Cela fonctionne bien dans certains domaines et mal dans d'autres. Je soupçonne que cela fonctionne pour les films et les logiciels parce que ce sont tous deux des processus désordonnés. « Systématique » est le dernier mot que j'utiliserais pour décrire la façon dont les bons programmeurs écrivent des logiciels. Le code n'est pas quelque chose qu'ils assemblent minutieusement après une planification rigoureuse, comme les pyramides. C'est quelque chose dans lequel ils se plongent, travaillant vite et changeant constamment d'avis, comme un croquis au fusain.

En matière de logiciel, aussi paradoxal que cela puisse paraître, le bon artisanat signifie travailler vite. Si vous travaillez lentement et méticuleusement, vous n'obtenez qu'une très belle implémentation de votre idée initiale et erronée. Travailler lentement et méticuleusement est une optimisation prématurée. Mieux vaut réaliser un prototype rapidement et voir quelles nouvelles idées il vous apporte.

Il semble que la réalisation de films fonctionne beaucoup comme la création de logiciels. Chaque film est un Frankenstein, plein d'imperfections et généralement très différent de ce qui avait été initialement envisagé. Mais intéressant, et terminé assez rapidement.

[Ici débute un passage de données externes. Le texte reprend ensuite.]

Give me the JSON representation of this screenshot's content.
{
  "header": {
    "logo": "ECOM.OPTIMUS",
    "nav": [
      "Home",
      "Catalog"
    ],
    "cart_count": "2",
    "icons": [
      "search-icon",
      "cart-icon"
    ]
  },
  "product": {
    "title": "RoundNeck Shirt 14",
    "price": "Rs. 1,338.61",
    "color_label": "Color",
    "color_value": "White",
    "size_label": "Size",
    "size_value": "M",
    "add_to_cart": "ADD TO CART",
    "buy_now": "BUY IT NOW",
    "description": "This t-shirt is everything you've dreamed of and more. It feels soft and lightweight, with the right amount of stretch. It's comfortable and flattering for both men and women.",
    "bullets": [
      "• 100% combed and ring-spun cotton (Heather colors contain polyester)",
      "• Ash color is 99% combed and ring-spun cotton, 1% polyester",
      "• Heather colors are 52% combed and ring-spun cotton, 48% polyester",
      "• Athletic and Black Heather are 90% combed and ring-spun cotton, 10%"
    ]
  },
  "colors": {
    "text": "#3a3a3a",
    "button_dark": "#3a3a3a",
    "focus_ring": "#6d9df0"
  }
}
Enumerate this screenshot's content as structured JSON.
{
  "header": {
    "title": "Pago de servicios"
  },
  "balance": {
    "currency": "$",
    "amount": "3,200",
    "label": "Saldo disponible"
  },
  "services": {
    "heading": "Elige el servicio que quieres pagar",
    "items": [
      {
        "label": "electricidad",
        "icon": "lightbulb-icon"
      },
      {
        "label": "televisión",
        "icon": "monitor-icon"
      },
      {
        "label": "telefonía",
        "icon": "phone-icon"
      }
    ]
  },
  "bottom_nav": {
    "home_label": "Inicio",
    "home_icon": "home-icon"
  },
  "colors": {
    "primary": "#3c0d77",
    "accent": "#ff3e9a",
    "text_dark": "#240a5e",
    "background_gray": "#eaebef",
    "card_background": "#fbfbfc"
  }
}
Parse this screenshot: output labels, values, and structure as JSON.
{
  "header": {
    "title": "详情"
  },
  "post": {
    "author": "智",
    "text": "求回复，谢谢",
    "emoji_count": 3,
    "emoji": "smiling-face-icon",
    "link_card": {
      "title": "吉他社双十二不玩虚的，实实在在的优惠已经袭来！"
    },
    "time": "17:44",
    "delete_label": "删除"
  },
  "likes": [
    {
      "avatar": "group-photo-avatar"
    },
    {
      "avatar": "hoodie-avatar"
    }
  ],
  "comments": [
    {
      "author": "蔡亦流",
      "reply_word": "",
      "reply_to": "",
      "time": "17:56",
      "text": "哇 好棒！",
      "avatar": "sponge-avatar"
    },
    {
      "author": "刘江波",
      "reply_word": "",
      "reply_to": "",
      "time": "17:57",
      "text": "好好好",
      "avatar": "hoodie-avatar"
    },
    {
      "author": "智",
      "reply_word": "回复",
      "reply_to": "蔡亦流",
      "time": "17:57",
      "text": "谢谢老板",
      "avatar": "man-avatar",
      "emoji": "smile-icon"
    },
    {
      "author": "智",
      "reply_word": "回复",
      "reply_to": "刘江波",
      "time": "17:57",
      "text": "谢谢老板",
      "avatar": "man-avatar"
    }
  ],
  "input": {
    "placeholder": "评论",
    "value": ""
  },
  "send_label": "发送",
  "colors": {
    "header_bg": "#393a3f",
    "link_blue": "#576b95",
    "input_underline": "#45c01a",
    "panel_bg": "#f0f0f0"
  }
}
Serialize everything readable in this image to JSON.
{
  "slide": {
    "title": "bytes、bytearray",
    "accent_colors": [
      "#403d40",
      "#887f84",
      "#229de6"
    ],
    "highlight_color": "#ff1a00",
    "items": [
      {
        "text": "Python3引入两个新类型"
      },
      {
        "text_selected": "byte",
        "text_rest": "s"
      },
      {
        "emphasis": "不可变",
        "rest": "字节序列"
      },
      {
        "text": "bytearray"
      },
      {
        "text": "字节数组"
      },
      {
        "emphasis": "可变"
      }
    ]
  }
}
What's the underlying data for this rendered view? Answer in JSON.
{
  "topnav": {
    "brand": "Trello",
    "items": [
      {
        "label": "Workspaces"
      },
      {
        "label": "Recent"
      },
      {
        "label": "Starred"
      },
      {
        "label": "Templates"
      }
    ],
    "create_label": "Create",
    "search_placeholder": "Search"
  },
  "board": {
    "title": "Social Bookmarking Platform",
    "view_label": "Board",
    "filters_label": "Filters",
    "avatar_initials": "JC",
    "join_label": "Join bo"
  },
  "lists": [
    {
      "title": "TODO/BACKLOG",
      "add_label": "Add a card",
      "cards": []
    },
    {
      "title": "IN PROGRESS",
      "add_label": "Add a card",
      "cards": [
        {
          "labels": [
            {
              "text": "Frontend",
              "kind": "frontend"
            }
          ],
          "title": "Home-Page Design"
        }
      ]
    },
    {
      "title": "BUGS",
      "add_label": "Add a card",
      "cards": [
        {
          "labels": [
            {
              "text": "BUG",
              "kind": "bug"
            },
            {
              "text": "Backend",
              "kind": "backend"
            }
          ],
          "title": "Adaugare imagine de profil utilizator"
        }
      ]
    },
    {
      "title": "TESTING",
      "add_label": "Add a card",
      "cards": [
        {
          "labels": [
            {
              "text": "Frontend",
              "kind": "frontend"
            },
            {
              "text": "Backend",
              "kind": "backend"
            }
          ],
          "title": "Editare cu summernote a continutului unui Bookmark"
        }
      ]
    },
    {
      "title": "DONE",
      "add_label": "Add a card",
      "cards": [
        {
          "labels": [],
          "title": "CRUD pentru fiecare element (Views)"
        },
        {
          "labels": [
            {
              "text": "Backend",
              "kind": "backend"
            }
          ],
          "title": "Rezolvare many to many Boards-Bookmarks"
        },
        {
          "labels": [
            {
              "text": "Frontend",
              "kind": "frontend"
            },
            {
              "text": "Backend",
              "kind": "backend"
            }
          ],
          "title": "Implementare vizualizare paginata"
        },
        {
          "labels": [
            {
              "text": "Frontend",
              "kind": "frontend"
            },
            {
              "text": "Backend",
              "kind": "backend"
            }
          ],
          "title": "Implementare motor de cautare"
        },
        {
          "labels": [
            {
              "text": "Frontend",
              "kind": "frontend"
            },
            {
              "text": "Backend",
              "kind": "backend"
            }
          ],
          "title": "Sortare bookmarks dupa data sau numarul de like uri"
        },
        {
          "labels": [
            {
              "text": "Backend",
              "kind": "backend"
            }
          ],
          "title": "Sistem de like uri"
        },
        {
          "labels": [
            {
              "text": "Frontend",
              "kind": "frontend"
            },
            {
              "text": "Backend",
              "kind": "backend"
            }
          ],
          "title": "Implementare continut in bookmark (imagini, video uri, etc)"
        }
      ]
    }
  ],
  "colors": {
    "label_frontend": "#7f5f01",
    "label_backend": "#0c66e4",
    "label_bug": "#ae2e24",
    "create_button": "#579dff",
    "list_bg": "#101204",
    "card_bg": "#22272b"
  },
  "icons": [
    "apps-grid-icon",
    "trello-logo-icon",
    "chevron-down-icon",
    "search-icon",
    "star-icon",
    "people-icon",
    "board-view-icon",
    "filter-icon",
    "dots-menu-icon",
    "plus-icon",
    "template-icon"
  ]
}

Je pense que nous nous en sortons avec cela dans les films et les logiciels parce que ce sont tous deux des médiums malléables. L'audace paie. Et si à la dernière minute deux parties ne s'ajustent pas tout à fait, vous pouvez trouver une astuce qui masquera au moins le problème.

Il n'en va pas de même pour les voitures ou les villes. Elles sont bien trop physiques. Si l'industrie automobile fonctionnait comme le logiciel ou les films, vous surpasseriez vos concurrents en fabriquant une voiture qui ne pèserait que vingt-cinq kilos, ou qui se plierait à la taille d'une moto lorsque vous voudriez la garer. Mais avec les produits physiques, il y a plus de contraintes. On ne gagne pas tant par des innovations spectaculaires que par le bon goût et l'attention aux détails.

Le problème est que le mot même de « goût » sonne légèrement ridicule aux oreilles américaines. Il semble prétentieux, ou frivole, ou même efféminé. Les habitants des États bleus pensent que c'est « subjectif », et ceux des États rouges pensent que c'est pour les mauviettes. Ainsi, quiconque en Amérique se soucie vraiment du design naviguera à contre-courant.

Il y a vingt ans, on entendait dire que le problème de l'industrie automobile américaine était les travailleurs. On n'entend plus cela maintenant que les entreprises japonaises construisent des voitures aux États-Unis. Le problème des voitures américaines est leur mauvaise conception. On peut le voir rien qu'en les regardant.

Tout ce métal supplémentaire sur l'AMC Matador n'a pas été ajouté par les travailleurs. Le problème avec cette voiture, comme avec les voitures américaines aujourd'hui, est qu'elle a été conçue par des gens du marketing au lieu de designers.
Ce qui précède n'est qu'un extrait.